Autumn would come. Each time I was alone for even a moment in the clearing, I’d cram as many berries into my mouth as I could, knowing that soon I’d feel the stinging spittle of sleet and, only a day or so later, see the first sift of snowflakes. Within a week these berries would be hidden under unbroken humps of snow. The flanks of the hills would merge into a hard white veil that hung all around us, hemming us in place. And we’d be staggering once again through the dark days in the bone-chilling cold, our eyelids crusted with rime.
Another winter to dread, already on its way.
One night, after over half the men in our hut had failed to return, we inched our way closer to their bundles and waited, sunk in the deepest shame at what we were hoping to hear.
Word came soon enough.
‘Another pit fall. They’re all dead.’
Like the good scavengers we had become, we fell to fighting over the last few pitiful goods of other men’s lives. Here was a pillow stuffed with something softer than wood shavings. There was a woollen face mask. Didn’t Vasily have spare footcloths? And where was the wooden bowl of that Ukrainian who never spoke? It looked no larger than the others, but held a whole spoonful more.
Suddenly Dov lifted his shaven and disfigured head from his rooting to ask, ‘How do they do it?’
I broke off from spreading my fingers around inside Ira’s mattress, looking for hidden crusts.
‘Do what?’
Dov waved an arm as if to pick out all the spaces on the bunks now filled with ghosts of the dead. ‘How can they suck the lives from so many men and not change their ways?’
Someone behind me muttered, ‘The world is full of ravens. It always has been.’
‘No,’ Dov insisted. ‘Even the famous killers in the past counted their victims only
in dozens. And, leaving wars aside, I’ll bet you could only lay the deaths of a few thousands at the door of the worst Czar.’

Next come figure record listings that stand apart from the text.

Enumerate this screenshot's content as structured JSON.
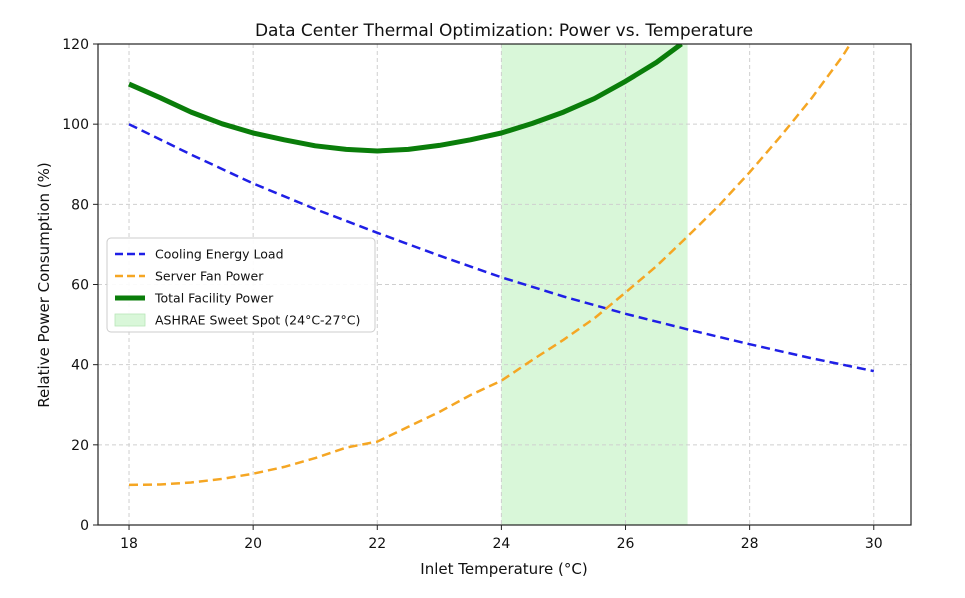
{
  "chart_data": {
    "type": "line",
    "title": "Data Center Thermal Optimization: Power vs. Temperature",
    "xlabel": "Inlet Temperature (°C)",
    "ylabel": "Relative Power Consumption (%)",
    "xlim": [
      17.5,
      30.6
    ],
    "ylim": [
      0,
      120
    ],
    "x_ticks": [
      18,
      20,
      22,
      24,
      26,
      28,
      30
    ],
    "y_ticks": [
      0,
      20,
      40,
      60,
      80,
      100,
      120
    ],
    "grid": true,
    "legend_position": "center-left",
    "shaded_region": {
      "label": "ASHRAE Sweet Spot (24°C-27°C)",
      "x_range": [
        24,
        27
      ],
      "color": "#d9f7d9"
    },
    "series": [
      {
        "name": "Cooling Energy Load",
        "color": "#1f1fe6",
        "style": "dashed",
        "width": 2.5,
        "points": [
          [
            18,
            100
          ],
          [
            19,
            92.4
          ],
          [
            20,
            85.2
          ],
          [
            21,
            78.8
          ],
          [
            22,
            72.9
          ],
          [
            23,
            67.2
          ],
          [
            24,
            61.8
          ],
          [
            25,
            57.0
          ],
          [
            26,
            52.7
          ],
          [
            27,
            48.8
          ],
          [
            28,
            45.1
          ],
          [
            29,
            41.6
          ],
          [
            30,
            38.4
          ]
        ]
      },
      {
        "name": "Server Fan Power",
        "color": "#f5a623",
        "style": "dashed",
        "width": 2.5,
        "points": [
          [
            18,
            10
          ],
          [
            18.5,
            10.1
          ],
          [
            19,
            10.6
          ],
          [
            19.5,
            11.5
          ],
          [
            20,
            12.8
          ],
          [
            20.5,
            14.5
          ],
          [
            21,
            16.7
          ],
          [
            21.5,
            19.3
          ],
          [
            22,
            20.8
          ],
          [
            22.5,
            24.5
          ],
          [
            23,
            28.2
          ],
          [
            23.5,
            32.4
          ],
          [
            24,
            36.0
          ],
          [
            24.5,
            41.2
          ],
          [
            25,
            46.2
          ],
          [
            25.5,
            51.6
          ],
          [
            26,
            58.0
          ],
          [
            26.5,
            64.6
          ],
          [
            27,
            72.0
          ],
          [
            27.5,
            79.6
          ],
          [
            28,
            88.0
          ],
          [
            28.5,
            97.0
          ],
          [
            29,
            106.5
          ],
          [
            29.5,
            117.0
          ],
          [
            29.62,
            120
          ]
        ]
      },
      {
        "name": "Total Facility Power",
        "color": "#0a7d0a",
        "style": "solid",
        "width": 5,
        "points": [
          [
            18,
            110
          ],
          [
            18.5,
            106.6
          ],
          [
            19,
            103.0
          ],
          [
            19.5,
            100.1
          ],
          [
            20,
            97.8
          ],
          [
            20.5,
            96.1
          ],
          [
            21,
            94.6
          ],
          [
            21.5,
            93.7
          ],
          [
            22,
            93.3
          ],
          [
            22.5,
            93.7
          ],
          [
            23,
            94.7
          ],
          [
            23.5,
            96.1
          ],
          [
            24,
            97.8
          ],
          [
            24.5,
            100.2
          ],
          [
            25,
            103.0
          ],
          [
            25.5,
            106.4
          ],
          [
            26,
            110.7
          ],
          [
            26.5,
            115.4
          ],
          [
            26.9,
            120
          ]
        ]
      }
    ]
  }
}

Between one fit of coughing and the next, Gregory asked irritably, ‘So what’s bothering you?’
Dov himself looked confused. But, keeping his hands on the two small bundles he’d fought for and won, he tried to explain things again. ‘I’m saying that even a rumour of the sorts of numbers we know are passing through this camp would have made all the evil-doers of the past stop and take breath.’
I waited, but no one spoke.
‘So what has changed,’ said Dov, ‘that Our Great Leader and his henchmen can have even an inkling of what they’ve set in train, and still keep on their bloody path?’

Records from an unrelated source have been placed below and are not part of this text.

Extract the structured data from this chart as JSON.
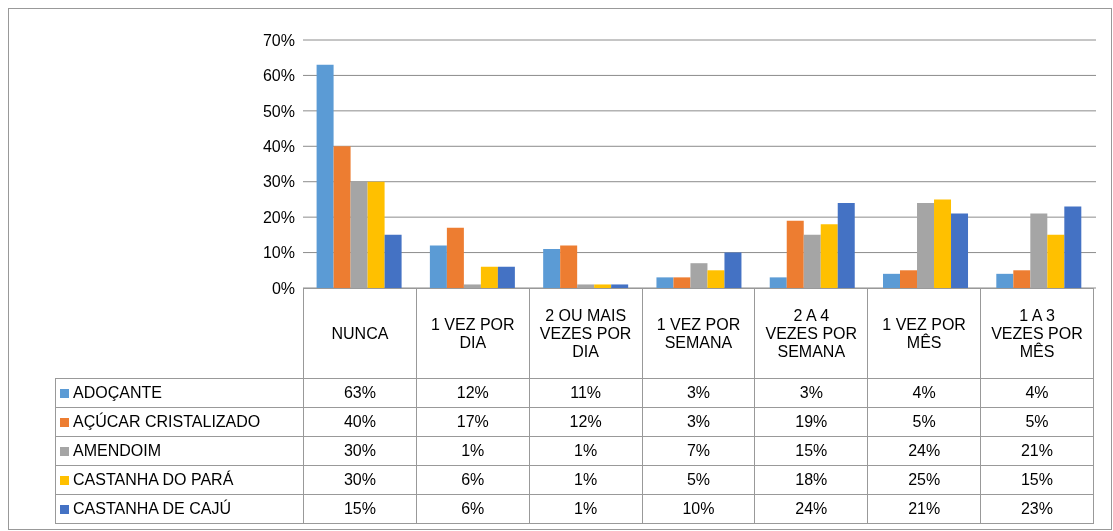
{
  "chart_data": {
    "type": "bar",
    "categories": [
      "NUNCA",
      "1 VEZ POR DIA",
      "2 OU MAIS VEZES POR DIA",
      "1 VEZ POR SEMANA",
      "2 A 4 VEZES POR SEMANA",
      "1 VEZ POR MÊS",
      "1 A 3 VEZES POR MÊS"
    ],
    "series": [
      {
        "name": "ADOÇANTE",
        "color": "#5b9bd5",
        "values": [
          63,
          12,
          11,
          3,
          3,
          4,
          4
        ],
        "value_labels": [
          "63%",
          "12%",
          "11%",
          "3%",
          "3%",
          "4%",
          "4%"
        ]
      },
      {
        "name": "AÇÚCAR CRISTALIZADO",
        "color": "#ed7d31",
        "values": [
          40,
          17,
          12,
          3,
          19,
          5,
          5
        ],
        "value_labels": [
          "40%",
          "17%",
          "12%",
          "3%",
          "19%",
          "5%",
          "5%"
        ]
      },
      {
        "name": "AMENDOIM",
        "color": "#a5a5a5",
        "values": [
          30,
          1,
          1,
          7,
          15,
          24,
          21
        ],
        "value_labels": [
          "30%",
          "1%",
          "1%",
          "7%",
          "15%",
          "24%",
          "21%"
        ]
      },
      {
        "name": "CASTANHA DO PARÁ",
        "color": "#ffc000",
        "values": [
          30,
          6,
          1,
          5,
          18,
          25,
          15
        ],
        "value_labels": [
          "30%",
          "6%",
          "1%",
          "5%",
          "18%",
          "25%",
          "15%"
        ]
      },
      {
        "name": "CASTANHA DE CAJÚ",
        "color": "#4472c4",
        "values": [
          15,
          6,
          1,
          10,
          24,
          21,
          23
        ],
        "value_labels": [
          "15%",
          "6%",
          "1%",
          "10%",
          "24%",
          "21%",
          "23%"
        ]
      }
    ],
    "ylim": [
      0,
      70
    ],
    "yticks": [
      {
        "value": 0,
        "label": "0%"
      },
      {
        "value": 10,
        "label": "10%"
      },
      {
        "value": 20,
        "label": "20%"
      },
      {
        "value": 30,
        "label": "30%"
      },
      {
        "value": 40,
        "label": "40%"
      },
      {
        "value": 50,
        "label": "50%"
      },
      {
        "value": 60,
        "label": "60%"
      },
      {
        "value": 70,
        "label": "70%"
      }
    ],
    "grid": "y",
    "legend": "bottom"
  }
}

Most of the men still ignored him. But suddenly Jan Gobrek spoke up from his place in the corner. ‘I understand your question. What does it take to kill in such numbers without human pity? Is that what you’re asking?’

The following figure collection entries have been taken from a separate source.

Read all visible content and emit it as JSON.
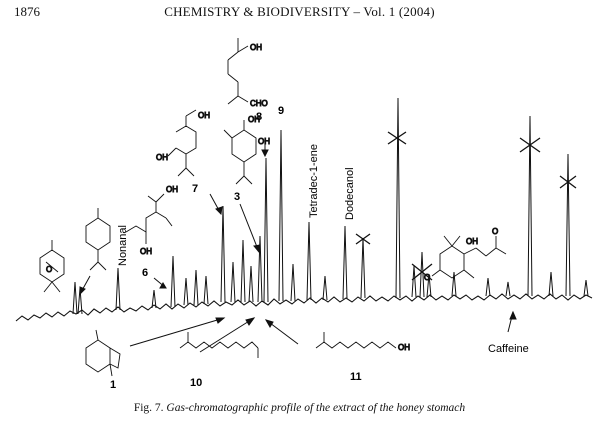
{
  "header": {
    "page_number": "1876",
    "journal": "CHEMISTRY & BIODIVERSITY – Vol. 1 (2004)"
  },
  "figure": {
    "caption_label": "Fig. 7.",
    "caption_text": "Gas-chromatographic profile of the extract of the honey stomach",
    "peak_labels": {
      "nonanal": "Nonanal",
      "tetradecene": "Tetradec-1-ene",
      "dodecanol": "Dodecanol",
      "caffeine": "Caffeine"
    },
    "compound_numbers": {
      "c1": "1",
      "c3": "3",
      "c6": "6",
      "c7": "7",
      "c8": "8",
      "c9": "9",
      "c10": "10",
      "c11": "11"
    },
    "structure_labels": {
      "oh": "OH",
      "cho": "CHO",
      "o": "O"
    }
  }
}
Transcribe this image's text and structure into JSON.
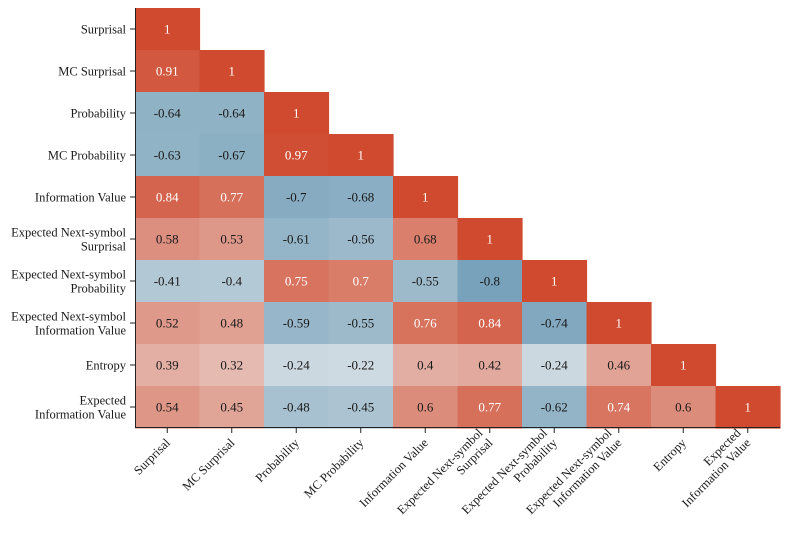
{
  "chart_data": {
    "type": "heatmap",
    "title": "",
    "xlabel": "",
    "ylabel": "",
    "variables": [
      [
        "Surprisal"
      ],
      [
        "MC Surprisal"
      ],
      [
        "Probability"
      ],
      [
        "MC Probability"
      ],
      [
        "Information Value"
      ],
      [
        "Expected Next-symbol",
        "Surprisal"
      ],
      [
        "Expected Next-symbol",
        "Probability"
      ],
      [
        "Expected Next-symbol",
        "Information Value"
      ],
      [
        "Entropy"
      ],
      [
        "Expected",
        "Information Value"
      ]
    ],
    "values": [
      [
        1
      ],
      [
        0.91,
        1
      ],
      [
        -0.64,
        -0.64,
        1
      ],
      [
        -0.63,
        -0.67,
        0.97,
        1
      ],
      [
        0.84,
        0.77,
        -0.7,
        -0.68,
        1
      ],
      [
        0.58,
        0.53,
        -0.61,
        -0.56,
        0.68,
        1
      ],
      [
        -0.41,
        -0.4,
        0.75,
        0.7,
        -0.55,
        -0.8,
        1
      ],
      [
        0.52,
        0.48,
        -0.59,
        -0.55,
        0.76,
        0.84,
        -0.74,
        1
      ],
      [
        0.39,
        0.32,
        -0.24,
        -0.22,
        0.4,
        0.42,
        -0.24,
        0.46,
        1
      ],
      [
        0.54,
        0.45,
        -0.48,
        -0.45,
        0.6,
        0.77,
        -0.62,
        0.74,
        0.6,
        1
      ]
    ],
    "mask": "upper-triangle",
    "colormap": {
      "negative": "#5a8fae",
      "center": "#efefef",
      "positive": "#cf4a2e",
      "vmin": -1,
      "vmax": 1
    }
  }
}
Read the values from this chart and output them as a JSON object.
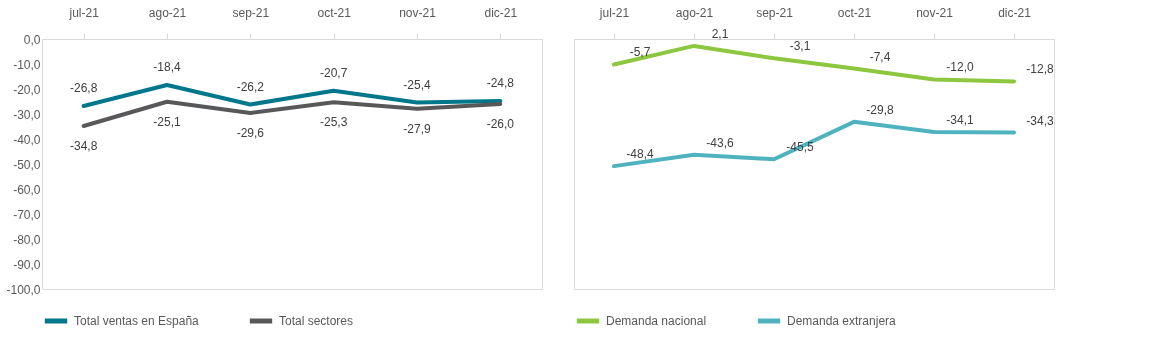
{
  "chart_data": [
    {
      "type": "line",
      "categories": [
        "jul-21",
        "ago-21",
        "sep-21",
        "oct-21",
        "nov-21",
        "dic-21"
      ],
      "ylim": [
        -100,
        0
      ],
      "yticks": [
        {
          "value": 0,
          "label": "0,0"
        },
        {
          "value": -10,
          "label": "-10,0"
        },
        {
          "value": -20,
          "label": "-20,0"
        },
        {
          "value": -30,
          "label": "-30,0"
        },
        {
          "value": -40,
          "label": "-40,0"
        },
        {
          "value": -50,
          "label": "-50,0"
        },
        {
          "value": -60,
          "label": "-60,0"
        },
        {
          "value": -70,
          "label": "-70,0"
        },
        {
          "value": -80,
          "label": "-80,0"
        },
        {
          "value": -90,
          "label": "-90,0"
        },
        {
          "value": -100,
          "label": "-100,0"
        }
      ],
      "series": [
        {
          "name": "Total ventas en España",
          "color": "#00778b",
          "values": [
            -26.8,
            -18.4,
            -26.2,
            -20.7,
            -25.4,
            -24.8
          ],
          "value_labels": [
            "-26,8",
            "-18,4",
            "-26,2",
            "-20,7",
            "-25,4",
            "-24,8"
          ]
        },
        {
          "name": "Total sectores",
          "color": "#58585a",
          "values": [
            -34.8,
            -25.1,
            -29.6,
            -25.3,
            -27.9,
            -26.0
          ],
          "value_labels": [
            "-34,8",
            "-25,1",
            "-29,6",
            "-25,3",
            "-27,9",
            "-26,0"
          ]
        }
      ],
      "legend": "bottom"
    },
    {
      "type": "line",
      "categories": [
        "jul-21",
        "ago-21",
        "sep-21",
        "oct-21",
        "nov-21",
        "dic-21"
      ],
      "ylim": [
        -100,
        5
      ],
      "tick_labels": "x",
      "series": [
        {
          "name": "Demanda nacional",
          "color": "#8dc63f",
          "values": [
            -5.7,
            2.1,
            -3.1,
            -7.4,
            -12.0,
            -12.8
          ],
          "value_labels": [
            "-5,7",
            "2,1",
            "-3,1",
            "-7,4",
            "-12,0",
            "-12,8"
          ]
        },
        {
          "name": "Demanda extranjera",
          "color": "#4fb3bf",
          "values": [
            -48.4,
            -43.6,
            -45.5,
            -29.8,
            -34.1,
            -34.3
          ],
          "value_labels": [
            "-48,4",
            "-43,6",
            "-45,5",
            "-29,8",
            "-34,1",
            "-34,3"
          ]
        }
      ],
      "legend": "bottom"
    }
  ]
}
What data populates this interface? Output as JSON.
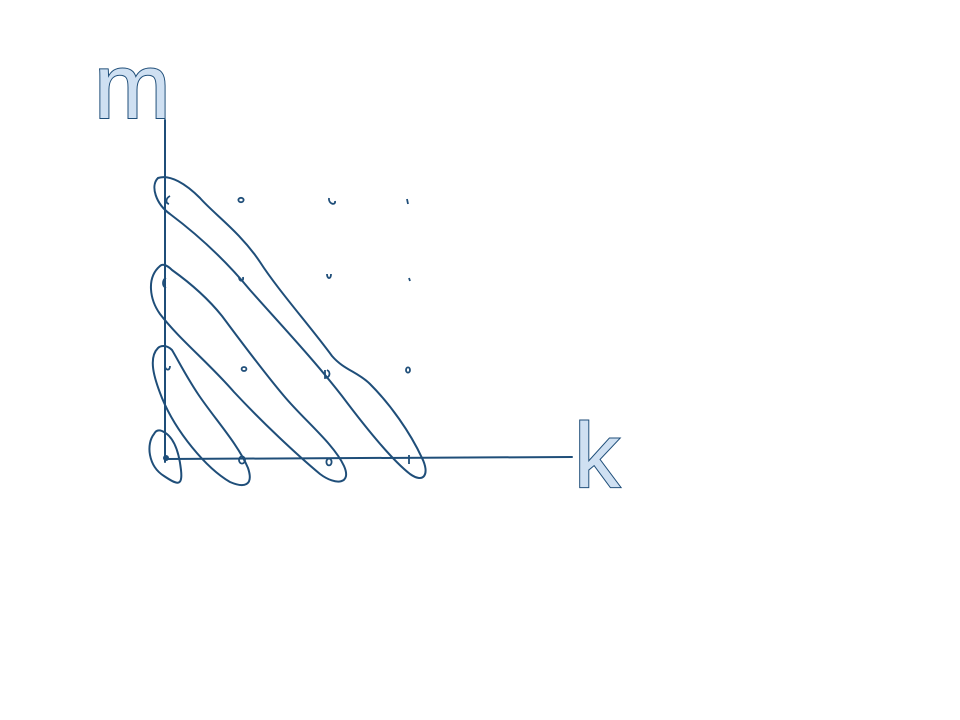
{
  "diagram": {
    "y_axis_label": "m",
    "x_axis_label": "k",
    "colors": {
      "ink": "#1f4e79",
      "letter_fill": "#cfe0f2",
      "background": "#ffffff"
    },
    "lattice": {
      "k_values": [
        0,
        1,
        2,
        3
      ],
      "m_values": [
        0,
        1,
        2,
        3
      ]
    },
    "diagonal_groupings": [
      {
        "k_plus_m": 0,
        "points": [
          [
            0,
            0
          ]
        ]
      },
      {
        "k_plus_m": 1,
        "points": [
          [
            0,
            1
          ],
          [
            1,
            0
          ]
        ]
      },
      {
        "k_plus_m": 2,
        "points": [
          [
            0,
            2
          ],
          [
            1,
            1
          ],
          [
            2,
            0
          ]
        ]
      },
      {
        "k_plus_m": 3,
        "points": [
          [
            0,
            3
          ],
          [
            1,
            2
          ],
          [
            2,
            1
          ],
          [
            3,
            0
          ]
        ]
      }
    ]
  }
}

‘Yes.’ Dov’s face cleared. ‘That’s what I want to know.’
‘The answer’s simple. All it takes is faith.’
‘Faith?’
‘Nothing more.’ Jan gave the grin that showed the thorough way in which a guard had kicked his mouth to pulp for slowing a march. ‘Faith has a dozen names. When I was in the university we called it ideology. In party lectures it’s called social theory. If you burn people at the stake, you tend to call it belief. But, whatever its name, that’s the ingredient missing in those who only go halfway.’ He made a grimace of contempt. ‘This pack of murderers has it in plenty.’
Dov’s mouth had fallen open. ‘Faith? Are you serious?’
‘It’s all you need,’ Jan told him firmly. ‘A theory behind you, giving wind to your sails. What else would give them the determination to wade on through torrents of blood? What else could stop them hearing the cries of the orphans they’ve created, and the curses of their victims – even the reproaches of those they respect? It’s faith. They’re blinded by it. Fortified by it. So fortified that what they do seems good and worthy even if, done for any other purpose, those very same things would seem shocking, even to them.’